As normas editadas pelo Conselho Monetário Nacional e pelo BC vão na direção correta ao ampliar as exigências prudenciais e tratar pontos de fragilidade que favoreciam a utilização das fintechs e demais instituições reguladas para lavagem de dinheiro e outras atividades ilícitas, destaca Marcel Mascarenhas, sócio do Warde Advogados e ex-Procurador-Geral-Adjunto do Banco Central. Ainda há, porém, desafios relevantes para a prevenção e o combate à criminalidade no setor financeiro, que exigem fiscalização contínua, articulação institucional e inteligência. Um ponto de preocupação, sublinha Mascarenhas, é a insuficiência do quadro de pessoal do Banco Central, no menor nível histórico, e a ausência de recursos, ou mesmo de autonomia orçamentária, para fazer frente ao dinamismo do crime organizado, que parece estar sempre um passo à frente da ação estatal. Uma demanda recorrente no mercado, prossegue o advogado, é o acesso rápido a informações sobre operações suspeitas. Isto é, quando um banco ou ­fintech identifica operação suspeita com algum cliente e comunica os indícios ao BC ou ao Conselho de Controle da Atividade Financeira, a informação nem sempre chega às demais instituições do mercado.

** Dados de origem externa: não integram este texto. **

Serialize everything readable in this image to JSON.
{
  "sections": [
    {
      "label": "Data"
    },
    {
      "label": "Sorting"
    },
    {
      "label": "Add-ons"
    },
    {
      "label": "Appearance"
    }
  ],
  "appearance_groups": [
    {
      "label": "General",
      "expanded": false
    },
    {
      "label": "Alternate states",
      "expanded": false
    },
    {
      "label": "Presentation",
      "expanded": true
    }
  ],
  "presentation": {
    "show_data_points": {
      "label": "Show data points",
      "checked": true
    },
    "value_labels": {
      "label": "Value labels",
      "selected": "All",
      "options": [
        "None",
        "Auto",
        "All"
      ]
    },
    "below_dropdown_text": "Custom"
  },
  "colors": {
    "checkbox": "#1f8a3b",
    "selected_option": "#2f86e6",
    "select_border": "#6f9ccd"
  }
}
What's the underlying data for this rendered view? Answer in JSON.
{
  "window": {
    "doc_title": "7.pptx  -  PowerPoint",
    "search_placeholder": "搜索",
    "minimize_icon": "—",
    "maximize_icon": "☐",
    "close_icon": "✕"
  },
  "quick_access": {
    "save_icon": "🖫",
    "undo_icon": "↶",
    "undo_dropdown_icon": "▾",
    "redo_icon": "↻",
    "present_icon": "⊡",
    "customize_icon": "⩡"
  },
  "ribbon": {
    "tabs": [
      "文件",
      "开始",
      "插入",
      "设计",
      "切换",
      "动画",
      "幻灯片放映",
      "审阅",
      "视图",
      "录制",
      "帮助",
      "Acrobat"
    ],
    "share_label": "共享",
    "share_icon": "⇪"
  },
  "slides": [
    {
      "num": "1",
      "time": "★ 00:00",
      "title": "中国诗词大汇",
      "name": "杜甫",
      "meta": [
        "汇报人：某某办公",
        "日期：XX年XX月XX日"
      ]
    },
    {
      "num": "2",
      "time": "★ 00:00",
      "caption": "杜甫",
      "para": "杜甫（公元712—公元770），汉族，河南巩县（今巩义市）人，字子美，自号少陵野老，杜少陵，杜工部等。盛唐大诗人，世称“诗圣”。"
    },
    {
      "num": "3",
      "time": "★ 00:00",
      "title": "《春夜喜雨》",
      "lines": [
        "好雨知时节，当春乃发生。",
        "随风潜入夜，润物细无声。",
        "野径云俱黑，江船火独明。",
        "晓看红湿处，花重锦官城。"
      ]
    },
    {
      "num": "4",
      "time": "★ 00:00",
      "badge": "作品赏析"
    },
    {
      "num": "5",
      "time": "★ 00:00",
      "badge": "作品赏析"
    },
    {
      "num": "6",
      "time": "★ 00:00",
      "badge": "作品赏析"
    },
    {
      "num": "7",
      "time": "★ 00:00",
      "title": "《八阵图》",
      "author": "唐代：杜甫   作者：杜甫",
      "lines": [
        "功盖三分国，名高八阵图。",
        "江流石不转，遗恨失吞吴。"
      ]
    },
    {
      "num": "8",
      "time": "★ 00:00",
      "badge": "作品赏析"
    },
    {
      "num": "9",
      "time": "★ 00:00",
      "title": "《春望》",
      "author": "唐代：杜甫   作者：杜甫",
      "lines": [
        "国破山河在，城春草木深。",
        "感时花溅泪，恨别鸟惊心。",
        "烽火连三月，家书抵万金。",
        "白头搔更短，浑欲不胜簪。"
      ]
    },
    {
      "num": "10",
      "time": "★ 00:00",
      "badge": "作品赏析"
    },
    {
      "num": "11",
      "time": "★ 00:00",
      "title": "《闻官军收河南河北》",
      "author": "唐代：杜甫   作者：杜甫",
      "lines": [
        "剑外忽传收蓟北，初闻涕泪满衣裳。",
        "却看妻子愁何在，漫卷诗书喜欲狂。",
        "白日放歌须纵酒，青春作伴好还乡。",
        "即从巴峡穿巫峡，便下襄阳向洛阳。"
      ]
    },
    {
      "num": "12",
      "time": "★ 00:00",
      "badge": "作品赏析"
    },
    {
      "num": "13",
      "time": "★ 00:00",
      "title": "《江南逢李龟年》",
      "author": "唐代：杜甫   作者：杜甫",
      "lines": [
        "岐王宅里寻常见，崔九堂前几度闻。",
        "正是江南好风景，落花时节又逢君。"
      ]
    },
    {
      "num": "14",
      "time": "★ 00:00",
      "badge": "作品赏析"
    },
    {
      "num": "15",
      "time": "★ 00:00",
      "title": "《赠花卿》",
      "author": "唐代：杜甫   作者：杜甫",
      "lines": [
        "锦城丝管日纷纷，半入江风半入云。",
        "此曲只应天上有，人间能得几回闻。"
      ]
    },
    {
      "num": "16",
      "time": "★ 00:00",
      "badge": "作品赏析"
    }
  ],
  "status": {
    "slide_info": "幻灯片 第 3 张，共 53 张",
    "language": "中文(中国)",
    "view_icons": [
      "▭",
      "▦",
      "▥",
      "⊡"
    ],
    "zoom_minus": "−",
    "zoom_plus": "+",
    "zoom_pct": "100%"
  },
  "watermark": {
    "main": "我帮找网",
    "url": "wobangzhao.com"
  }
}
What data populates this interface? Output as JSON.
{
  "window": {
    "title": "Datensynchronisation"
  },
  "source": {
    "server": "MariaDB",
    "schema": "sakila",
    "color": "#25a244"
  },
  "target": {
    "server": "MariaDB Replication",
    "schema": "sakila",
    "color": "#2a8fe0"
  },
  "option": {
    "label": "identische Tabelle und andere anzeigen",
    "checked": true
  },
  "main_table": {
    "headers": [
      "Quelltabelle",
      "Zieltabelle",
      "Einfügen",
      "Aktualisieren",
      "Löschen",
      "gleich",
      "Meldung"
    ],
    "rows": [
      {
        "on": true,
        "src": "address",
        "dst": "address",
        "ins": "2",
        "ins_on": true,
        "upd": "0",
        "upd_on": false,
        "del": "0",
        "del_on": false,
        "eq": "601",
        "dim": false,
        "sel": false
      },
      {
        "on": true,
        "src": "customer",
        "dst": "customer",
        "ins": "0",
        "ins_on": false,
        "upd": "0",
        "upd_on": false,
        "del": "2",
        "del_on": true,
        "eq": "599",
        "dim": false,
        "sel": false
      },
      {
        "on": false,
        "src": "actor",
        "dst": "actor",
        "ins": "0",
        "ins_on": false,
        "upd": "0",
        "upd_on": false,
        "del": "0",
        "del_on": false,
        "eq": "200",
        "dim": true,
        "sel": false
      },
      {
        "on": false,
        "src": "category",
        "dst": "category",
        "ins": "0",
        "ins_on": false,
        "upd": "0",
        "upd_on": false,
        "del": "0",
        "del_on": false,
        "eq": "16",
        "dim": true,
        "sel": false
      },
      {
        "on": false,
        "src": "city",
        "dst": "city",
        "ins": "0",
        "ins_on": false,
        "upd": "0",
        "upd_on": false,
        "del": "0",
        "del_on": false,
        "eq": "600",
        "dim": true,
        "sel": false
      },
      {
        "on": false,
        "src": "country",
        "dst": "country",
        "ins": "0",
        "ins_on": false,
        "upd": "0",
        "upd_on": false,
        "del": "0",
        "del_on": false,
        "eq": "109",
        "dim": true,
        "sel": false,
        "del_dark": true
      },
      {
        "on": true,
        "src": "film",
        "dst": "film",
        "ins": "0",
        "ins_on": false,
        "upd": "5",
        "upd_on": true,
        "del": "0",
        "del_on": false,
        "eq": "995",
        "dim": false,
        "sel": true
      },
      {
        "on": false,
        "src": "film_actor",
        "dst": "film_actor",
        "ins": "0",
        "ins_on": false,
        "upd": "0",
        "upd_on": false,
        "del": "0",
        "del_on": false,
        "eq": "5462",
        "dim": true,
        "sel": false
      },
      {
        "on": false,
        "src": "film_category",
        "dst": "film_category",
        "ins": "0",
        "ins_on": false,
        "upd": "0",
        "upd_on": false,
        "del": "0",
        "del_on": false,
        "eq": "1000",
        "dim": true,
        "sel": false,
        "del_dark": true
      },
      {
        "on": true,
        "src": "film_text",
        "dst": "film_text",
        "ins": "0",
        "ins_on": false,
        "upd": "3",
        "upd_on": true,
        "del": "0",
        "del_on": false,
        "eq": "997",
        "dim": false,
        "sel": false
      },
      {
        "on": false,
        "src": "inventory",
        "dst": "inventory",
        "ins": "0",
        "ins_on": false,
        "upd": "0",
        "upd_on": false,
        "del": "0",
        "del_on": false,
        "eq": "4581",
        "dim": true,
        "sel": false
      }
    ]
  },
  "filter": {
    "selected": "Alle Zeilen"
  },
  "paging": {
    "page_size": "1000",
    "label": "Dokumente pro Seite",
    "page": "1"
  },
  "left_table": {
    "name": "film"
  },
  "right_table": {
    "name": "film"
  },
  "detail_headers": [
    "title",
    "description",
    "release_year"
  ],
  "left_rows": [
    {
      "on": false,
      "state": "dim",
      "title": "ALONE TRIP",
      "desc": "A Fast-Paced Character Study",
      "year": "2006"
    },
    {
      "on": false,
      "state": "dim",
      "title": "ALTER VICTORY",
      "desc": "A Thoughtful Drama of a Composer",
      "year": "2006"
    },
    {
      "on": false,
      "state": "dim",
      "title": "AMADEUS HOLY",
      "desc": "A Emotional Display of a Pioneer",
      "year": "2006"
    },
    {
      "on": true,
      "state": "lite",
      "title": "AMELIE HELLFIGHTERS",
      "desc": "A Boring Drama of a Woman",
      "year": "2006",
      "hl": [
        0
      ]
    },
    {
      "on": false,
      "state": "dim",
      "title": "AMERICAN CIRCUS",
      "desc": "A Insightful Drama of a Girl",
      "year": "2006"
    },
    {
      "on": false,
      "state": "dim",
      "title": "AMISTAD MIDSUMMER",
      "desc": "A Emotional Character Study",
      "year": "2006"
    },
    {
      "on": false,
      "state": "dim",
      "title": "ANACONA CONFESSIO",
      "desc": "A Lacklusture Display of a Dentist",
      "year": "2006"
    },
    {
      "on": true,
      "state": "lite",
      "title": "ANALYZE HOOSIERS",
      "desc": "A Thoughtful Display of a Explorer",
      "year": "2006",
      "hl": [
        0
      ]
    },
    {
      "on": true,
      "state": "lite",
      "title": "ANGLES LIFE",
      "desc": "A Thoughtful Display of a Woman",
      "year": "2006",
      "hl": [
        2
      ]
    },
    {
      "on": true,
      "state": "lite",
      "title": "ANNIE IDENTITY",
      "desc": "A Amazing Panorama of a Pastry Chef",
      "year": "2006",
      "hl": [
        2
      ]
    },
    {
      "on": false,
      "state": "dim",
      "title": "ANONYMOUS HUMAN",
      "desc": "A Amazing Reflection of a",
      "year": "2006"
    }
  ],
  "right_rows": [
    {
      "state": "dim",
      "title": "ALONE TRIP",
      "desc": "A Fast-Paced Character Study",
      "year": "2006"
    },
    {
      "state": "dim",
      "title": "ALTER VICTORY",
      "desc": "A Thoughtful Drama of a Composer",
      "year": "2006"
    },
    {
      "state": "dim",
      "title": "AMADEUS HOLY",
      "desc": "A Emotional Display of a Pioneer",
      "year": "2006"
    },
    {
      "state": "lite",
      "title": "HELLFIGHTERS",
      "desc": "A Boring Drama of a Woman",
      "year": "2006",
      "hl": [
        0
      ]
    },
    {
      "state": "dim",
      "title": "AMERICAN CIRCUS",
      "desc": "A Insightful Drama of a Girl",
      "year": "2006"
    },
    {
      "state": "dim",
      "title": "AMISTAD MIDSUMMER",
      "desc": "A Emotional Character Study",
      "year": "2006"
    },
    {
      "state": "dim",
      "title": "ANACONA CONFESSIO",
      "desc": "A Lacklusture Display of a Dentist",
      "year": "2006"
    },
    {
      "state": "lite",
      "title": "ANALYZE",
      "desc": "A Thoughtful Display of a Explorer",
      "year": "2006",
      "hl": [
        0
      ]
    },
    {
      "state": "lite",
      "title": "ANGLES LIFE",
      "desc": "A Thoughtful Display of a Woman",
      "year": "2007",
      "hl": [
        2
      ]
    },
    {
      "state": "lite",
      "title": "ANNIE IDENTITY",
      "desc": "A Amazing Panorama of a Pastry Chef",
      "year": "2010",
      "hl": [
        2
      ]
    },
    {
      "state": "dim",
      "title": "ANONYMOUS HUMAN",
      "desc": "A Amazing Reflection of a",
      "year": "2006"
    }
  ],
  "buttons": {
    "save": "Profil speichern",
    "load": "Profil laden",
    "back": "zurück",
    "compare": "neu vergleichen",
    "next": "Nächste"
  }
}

O BC fez ajustes na regulação do Pix e de outros serviços de pagamento para possibilitar compartilhamento de alertas entre as instituições reguladas. “A Resolução Conjunta CMN/BCB nº 6, de 2023, foi um notável esforço nesse sentido. O Regulamento do Pix também foi atualizado algumas vezes para possibilitar acesso mais amplo aos alertas de segurança relacionados a transações suspeitas”, diz Mascarenhas.

A expansão das fintechs, a falta de regulação e seu uso pela criminalidade preo­cupam além das fronteiras brasileiras. Não são poucos os alertas de elevação significativa do risco de contaminação do conjunto do sistema financeiro, cada vez mais interligado, fator explosivo diante da probabilidade considerada elevada de uma nova crise financeira global. O mundo precisa ficar de olho em fintechs, fundos hedge, seguradoras, fundos de pensão, fundos de investimento e outras instituições não bancárias, menos supervisionadas, mas detentoras de metade dos ativos financeiros mundiais e do volume diário no mercado cambial, anotou o Fundo Monetário Internacional em alerta emitido em meados deste mês sobre novos riscos para a estabilidade financeira do planeta. “Os formuladores de políticas devem fortalecer a supervisão dos intermediários financeiros não bancários, cuja crescente interconexão com os bancos pode exacerbar choques adversos”, afirma o economista Tobias Adrian, conselheiro e diretor do Departamento de Mercados Monetários e de Capitais do FMI. Adrian lidera o trabalho da instituição em supervisão e capacitação, políticas monetárias e macroprudenciais, regulação financeira, gestão da dívida e mercados de capitais. Foi vice-presidente sênior do Federal Reserve de Nova York e lecionou nas universidades de Princeton e de Nova York.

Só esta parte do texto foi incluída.